In fact, the 1,280-page committee report on Gingrich is already public. Campaign officials said Romney was referring to other documents that Gingrich has referred to and that Pelosi has also mentioned.
"Given Speaker Gingrich's newfound interest in disclosure and transparency, and his concern about an 'October surprise,' he should authorize the release of the complete record of the ethics proceedings against him," Romney spokeswoman Gail Gitcho said.
In December, Pelosi told Talking Points Memo that she had served on the committee that conducted the investigation and implied that more information about the investigation could come to light. At the time Gingrich said the House should retaliate against Pelosi if she released any additional information.
"We turned over 1 million pages of material," Gingrich said then. "We had a huge report."
Gingrich's campaign said Romney's criticism represented a "panic attack" on the part of his campaign.

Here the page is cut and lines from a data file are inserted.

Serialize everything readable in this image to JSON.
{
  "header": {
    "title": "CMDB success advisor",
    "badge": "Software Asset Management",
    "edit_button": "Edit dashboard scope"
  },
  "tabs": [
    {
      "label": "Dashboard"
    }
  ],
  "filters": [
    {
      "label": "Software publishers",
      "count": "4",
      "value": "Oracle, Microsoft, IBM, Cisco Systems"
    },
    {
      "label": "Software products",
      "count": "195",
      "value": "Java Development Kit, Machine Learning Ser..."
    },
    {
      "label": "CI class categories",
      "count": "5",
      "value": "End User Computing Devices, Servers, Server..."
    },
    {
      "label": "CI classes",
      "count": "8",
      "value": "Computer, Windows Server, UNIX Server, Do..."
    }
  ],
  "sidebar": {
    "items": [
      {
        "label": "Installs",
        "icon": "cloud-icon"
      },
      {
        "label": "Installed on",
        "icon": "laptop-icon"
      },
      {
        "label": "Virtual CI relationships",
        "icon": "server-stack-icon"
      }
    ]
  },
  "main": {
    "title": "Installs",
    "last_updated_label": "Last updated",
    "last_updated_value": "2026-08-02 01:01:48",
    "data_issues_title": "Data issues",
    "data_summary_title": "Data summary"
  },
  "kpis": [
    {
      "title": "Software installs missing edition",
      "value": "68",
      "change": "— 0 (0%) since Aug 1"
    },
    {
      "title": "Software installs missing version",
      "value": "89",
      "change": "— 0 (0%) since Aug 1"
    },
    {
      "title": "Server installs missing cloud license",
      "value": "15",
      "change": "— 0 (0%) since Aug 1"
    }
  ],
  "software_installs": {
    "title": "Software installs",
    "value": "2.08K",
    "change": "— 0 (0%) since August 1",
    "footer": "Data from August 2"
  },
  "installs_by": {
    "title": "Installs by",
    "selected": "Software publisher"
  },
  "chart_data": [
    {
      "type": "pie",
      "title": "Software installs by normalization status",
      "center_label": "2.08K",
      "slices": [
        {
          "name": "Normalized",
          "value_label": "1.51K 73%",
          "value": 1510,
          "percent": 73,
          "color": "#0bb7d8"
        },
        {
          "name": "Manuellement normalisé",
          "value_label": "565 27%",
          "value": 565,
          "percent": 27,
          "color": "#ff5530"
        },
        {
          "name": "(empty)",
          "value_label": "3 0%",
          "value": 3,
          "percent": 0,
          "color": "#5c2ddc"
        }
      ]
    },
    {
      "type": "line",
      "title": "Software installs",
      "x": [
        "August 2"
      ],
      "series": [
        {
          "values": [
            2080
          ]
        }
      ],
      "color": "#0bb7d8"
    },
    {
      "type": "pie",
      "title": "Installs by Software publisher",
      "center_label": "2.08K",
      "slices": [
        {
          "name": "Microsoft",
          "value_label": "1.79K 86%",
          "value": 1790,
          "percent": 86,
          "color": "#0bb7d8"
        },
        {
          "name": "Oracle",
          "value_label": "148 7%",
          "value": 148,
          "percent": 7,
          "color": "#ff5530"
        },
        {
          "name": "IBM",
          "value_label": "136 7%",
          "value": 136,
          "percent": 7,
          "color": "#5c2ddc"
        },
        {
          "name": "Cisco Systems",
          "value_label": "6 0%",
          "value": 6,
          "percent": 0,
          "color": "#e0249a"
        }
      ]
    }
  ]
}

Romney on Friday said again that he wouldn't release his tax returns until April, which would probably be after Republicans choose their nominee.
Romney's campaign is visibly rattled, given that his standing in polls has slid after a week of constant attack ads and self-made problems. He came to South Carolina after twin wins in Iowa and New Hampshire, only to see his Iowa victory thrown into question because of problems with the count. He's also spent a week trying to answer questions about his personal wealth and when he will release his tax returns.
"I realize that I had a lot of ground to make up and Speaker Gingrich is from a neighboring state, well-known, popular in the state," Romney said as he campaigned in Gilbert. "Frankly, to be in a neck-and-neck race at this last moment is kind of exciting."
Romney's campaign has rolled out endorsement after endorsement this week as he has tried to build a case that he is the most electable nominee. Ohio Sen. Rob Portman joined him on Thursday and Virginia Gov. Bob McDonnell campaigned with him Friday.
But the campaign's attack message has jumped from rival to rival and topic to topic as he's fought to stay afloat here.
At the beginning of the week, Romney was attacking rival Rick Santorum over voting rights for felons. Then he went after Gingrich's claims that he created jobs under President Ronald Reagan, saying Gingrich was living in "fantasyland." Meanwhile, his surrogates held a series of conference calls attacking his rivals.
In Thursday night's GOP debate, Romney continued his string of off-message remarks about his wealth, saying he has lived "in the real streets of America." A multimillionaire, he has three homes, one each in Massachusetts, California and New Hampshire.